Getting around in cities all over the world has remained relatively the same over the last half a century: we get picked up by buses or subway cars and, after a few stops and the inevitable delay, we disembark and step onto well-stamped concrete or pavement. The evolution of public transportation has so far been a boring, straight line.

Demand based public transport planning has always been a conundrum. More buses and trains in the mornings and afternoons, less in midday. There are obviously more riders going to and coming from work in cities that have large populations using public transport to get to work and most of them arrive around 9 AM and leave around 5 PM. In cities like Boston where a major demographic population is students, the schedules have more flexibility: some students have their first class at 10 or 11 AM and leave their designated zones much earlier or much later than their professional counterparts. Still, typical demand based model are employed: 9 and 5 are peaks, all other times are not.

However, a potential 3rd way for public transport planning may exist at the crossroads between internet startups and industrial ingenuity. Japan’s reinvention of Fordism-era stock rooms, dubbed the “just-in-time” or JIT economy, allowed a land-scarce nation to become the lynchpin of Asian automotive production. Instead of storing parts onsite and paying housing fees for things that may not be needed for days or weeks, the pioneers at Toyota designed a system where parts were delivered only as they were needed. The desired effect is a streamlining of supply chains and almost non-existent onsite storage costs.
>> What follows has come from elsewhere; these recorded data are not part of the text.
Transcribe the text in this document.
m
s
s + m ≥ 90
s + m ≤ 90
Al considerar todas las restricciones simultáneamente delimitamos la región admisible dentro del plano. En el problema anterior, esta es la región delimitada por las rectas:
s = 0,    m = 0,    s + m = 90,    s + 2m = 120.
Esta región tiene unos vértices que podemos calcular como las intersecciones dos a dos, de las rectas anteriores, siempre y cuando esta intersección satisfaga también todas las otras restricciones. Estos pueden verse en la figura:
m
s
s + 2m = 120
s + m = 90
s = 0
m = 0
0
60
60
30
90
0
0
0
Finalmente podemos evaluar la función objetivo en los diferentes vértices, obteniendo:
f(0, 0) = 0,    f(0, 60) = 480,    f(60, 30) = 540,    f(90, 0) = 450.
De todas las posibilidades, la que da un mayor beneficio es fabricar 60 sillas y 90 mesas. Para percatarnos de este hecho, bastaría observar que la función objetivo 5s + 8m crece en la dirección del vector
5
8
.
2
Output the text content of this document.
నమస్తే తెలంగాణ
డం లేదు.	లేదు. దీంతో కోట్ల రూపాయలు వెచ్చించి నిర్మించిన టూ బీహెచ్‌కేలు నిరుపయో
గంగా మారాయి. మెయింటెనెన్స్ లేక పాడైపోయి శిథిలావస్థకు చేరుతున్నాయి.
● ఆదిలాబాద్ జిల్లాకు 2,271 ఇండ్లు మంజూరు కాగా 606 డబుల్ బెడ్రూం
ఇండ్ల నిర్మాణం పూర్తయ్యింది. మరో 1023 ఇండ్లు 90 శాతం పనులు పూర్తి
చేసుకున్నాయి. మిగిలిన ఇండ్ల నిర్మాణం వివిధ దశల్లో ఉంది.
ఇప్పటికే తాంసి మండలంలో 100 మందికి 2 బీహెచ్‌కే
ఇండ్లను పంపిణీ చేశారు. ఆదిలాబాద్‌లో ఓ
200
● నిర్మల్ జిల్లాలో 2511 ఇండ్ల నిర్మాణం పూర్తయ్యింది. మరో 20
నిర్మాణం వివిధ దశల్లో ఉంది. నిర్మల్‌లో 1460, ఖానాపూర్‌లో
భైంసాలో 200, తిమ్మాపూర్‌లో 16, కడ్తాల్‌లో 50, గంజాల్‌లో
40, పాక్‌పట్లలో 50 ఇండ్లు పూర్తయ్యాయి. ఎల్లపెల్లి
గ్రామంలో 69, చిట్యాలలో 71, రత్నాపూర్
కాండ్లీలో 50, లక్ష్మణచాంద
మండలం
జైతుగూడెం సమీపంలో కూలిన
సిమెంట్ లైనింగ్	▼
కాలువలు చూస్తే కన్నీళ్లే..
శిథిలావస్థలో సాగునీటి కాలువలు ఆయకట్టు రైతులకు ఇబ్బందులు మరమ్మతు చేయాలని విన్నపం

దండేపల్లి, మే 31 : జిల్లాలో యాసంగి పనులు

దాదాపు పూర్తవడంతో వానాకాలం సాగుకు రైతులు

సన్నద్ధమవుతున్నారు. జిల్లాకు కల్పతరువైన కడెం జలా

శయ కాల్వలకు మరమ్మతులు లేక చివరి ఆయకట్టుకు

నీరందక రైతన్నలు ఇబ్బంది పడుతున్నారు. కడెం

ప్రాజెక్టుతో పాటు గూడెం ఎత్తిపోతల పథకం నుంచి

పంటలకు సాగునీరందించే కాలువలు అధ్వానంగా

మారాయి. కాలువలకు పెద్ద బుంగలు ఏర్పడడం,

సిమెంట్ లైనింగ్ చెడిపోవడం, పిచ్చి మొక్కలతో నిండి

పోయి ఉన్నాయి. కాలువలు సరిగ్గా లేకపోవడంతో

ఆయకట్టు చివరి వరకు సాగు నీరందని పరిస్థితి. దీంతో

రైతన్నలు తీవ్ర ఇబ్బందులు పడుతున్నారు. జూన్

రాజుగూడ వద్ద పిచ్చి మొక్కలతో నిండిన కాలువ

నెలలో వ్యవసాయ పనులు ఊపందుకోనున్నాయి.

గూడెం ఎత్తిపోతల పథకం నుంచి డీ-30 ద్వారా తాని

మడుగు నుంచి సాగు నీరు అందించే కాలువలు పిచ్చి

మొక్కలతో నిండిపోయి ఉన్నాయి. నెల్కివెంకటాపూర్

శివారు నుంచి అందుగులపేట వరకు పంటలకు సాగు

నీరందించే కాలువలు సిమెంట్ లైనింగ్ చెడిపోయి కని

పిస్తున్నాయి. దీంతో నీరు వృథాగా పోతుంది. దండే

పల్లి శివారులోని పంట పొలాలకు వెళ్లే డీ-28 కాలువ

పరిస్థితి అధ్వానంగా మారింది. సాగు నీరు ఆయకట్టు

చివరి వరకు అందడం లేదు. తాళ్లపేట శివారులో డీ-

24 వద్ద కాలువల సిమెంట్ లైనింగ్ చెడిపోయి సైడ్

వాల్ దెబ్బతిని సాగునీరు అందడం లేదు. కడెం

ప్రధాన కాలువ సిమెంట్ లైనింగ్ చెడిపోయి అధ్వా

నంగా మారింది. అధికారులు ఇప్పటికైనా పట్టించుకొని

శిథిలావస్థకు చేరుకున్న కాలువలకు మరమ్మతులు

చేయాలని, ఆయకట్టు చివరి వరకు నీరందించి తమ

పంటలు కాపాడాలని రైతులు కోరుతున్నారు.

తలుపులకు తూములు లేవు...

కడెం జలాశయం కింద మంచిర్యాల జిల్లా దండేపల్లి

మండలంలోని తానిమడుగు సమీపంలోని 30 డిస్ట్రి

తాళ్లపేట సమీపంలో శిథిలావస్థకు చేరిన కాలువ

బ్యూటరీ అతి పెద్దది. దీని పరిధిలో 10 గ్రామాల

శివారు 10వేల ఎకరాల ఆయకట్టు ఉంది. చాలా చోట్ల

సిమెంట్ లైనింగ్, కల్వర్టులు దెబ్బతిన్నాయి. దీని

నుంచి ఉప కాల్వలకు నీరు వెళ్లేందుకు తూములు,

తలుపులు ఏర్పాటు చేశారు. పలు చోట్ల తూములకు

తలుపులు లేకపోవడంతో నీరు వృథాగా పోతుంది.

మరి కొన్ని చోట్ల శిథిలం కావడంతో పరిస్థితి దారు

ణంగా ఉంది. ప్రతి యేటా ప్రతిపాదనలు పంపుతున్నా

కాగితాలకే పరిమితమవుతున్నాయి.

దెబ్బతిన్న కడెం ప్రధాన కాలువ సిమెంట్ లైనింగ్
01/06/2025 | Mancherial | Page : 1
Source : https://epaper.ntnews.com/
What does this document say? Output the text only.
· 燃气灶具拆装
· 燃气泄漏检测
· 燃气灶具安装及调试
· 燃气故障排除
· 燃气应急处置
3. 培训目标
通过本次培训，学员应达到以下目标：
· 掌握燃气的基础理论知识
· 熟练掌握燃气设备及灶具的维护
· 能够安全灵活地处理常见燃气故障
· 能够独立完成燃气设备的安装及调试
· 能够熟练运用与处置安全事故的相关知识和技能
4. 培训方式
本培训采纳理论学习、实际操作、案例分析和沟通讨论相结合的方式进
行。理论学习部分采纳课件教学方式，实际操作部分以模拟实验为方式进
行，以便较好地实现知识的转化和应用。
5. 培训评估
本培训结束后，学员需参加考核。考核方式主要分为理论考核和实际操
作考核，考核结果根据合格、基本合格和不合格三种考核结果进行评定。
The emergence of demand based services like Groupon and Living Social aren’t based on novel economic ideas driving consumers. For consumer demand sites that use a “trigger” to determine when a deal goes on and when it doesn’t – Groupon requires a given amount of people purchase the “groupon” before it is actually offered – their business model is built around the keystone economic theory of market equilibriums.

What does that have to do with public transportation? Unless you’re riding Philadelphia’s SEPTA or some of the older systems in Europe and Asia, you now use a card, not a token, to pay your fare. Those cards produce time stamped records of riders and generate volume reports that feed into a central database. What if, instead of those ridership statistics going towards long-term demand models they were applied dynamically and geared towards deploying buses and subway cars where they were most needed any time of day? Instead of subway cars perpetually packed at 5 PM because of linear deployment schedules, there would be a smoothing of the deployment process coupled with real-time ridership numbers.

Broad brushes never end in masterpieces for transportation planning. To say that all we need is a Groupon-based public transport-on-demand system is overly simplistic. Equality will always be the foil to efficiency, and pulls that turn to pushes are inevitable when the only options you have on the table are fare hikes, layoffs, and service cuts.

There is opportunity, though, for a dynamic alternative where instead of using swaths of populations as our starting points, we begin the process with a single rider swiping a single card riding a single route. We exist at the center of an ever-rising pinnacle of innovation, not just with technology but also in ideas. Transportation planning has not just been a footnote to those advances; it’s been near the center, where it belongs.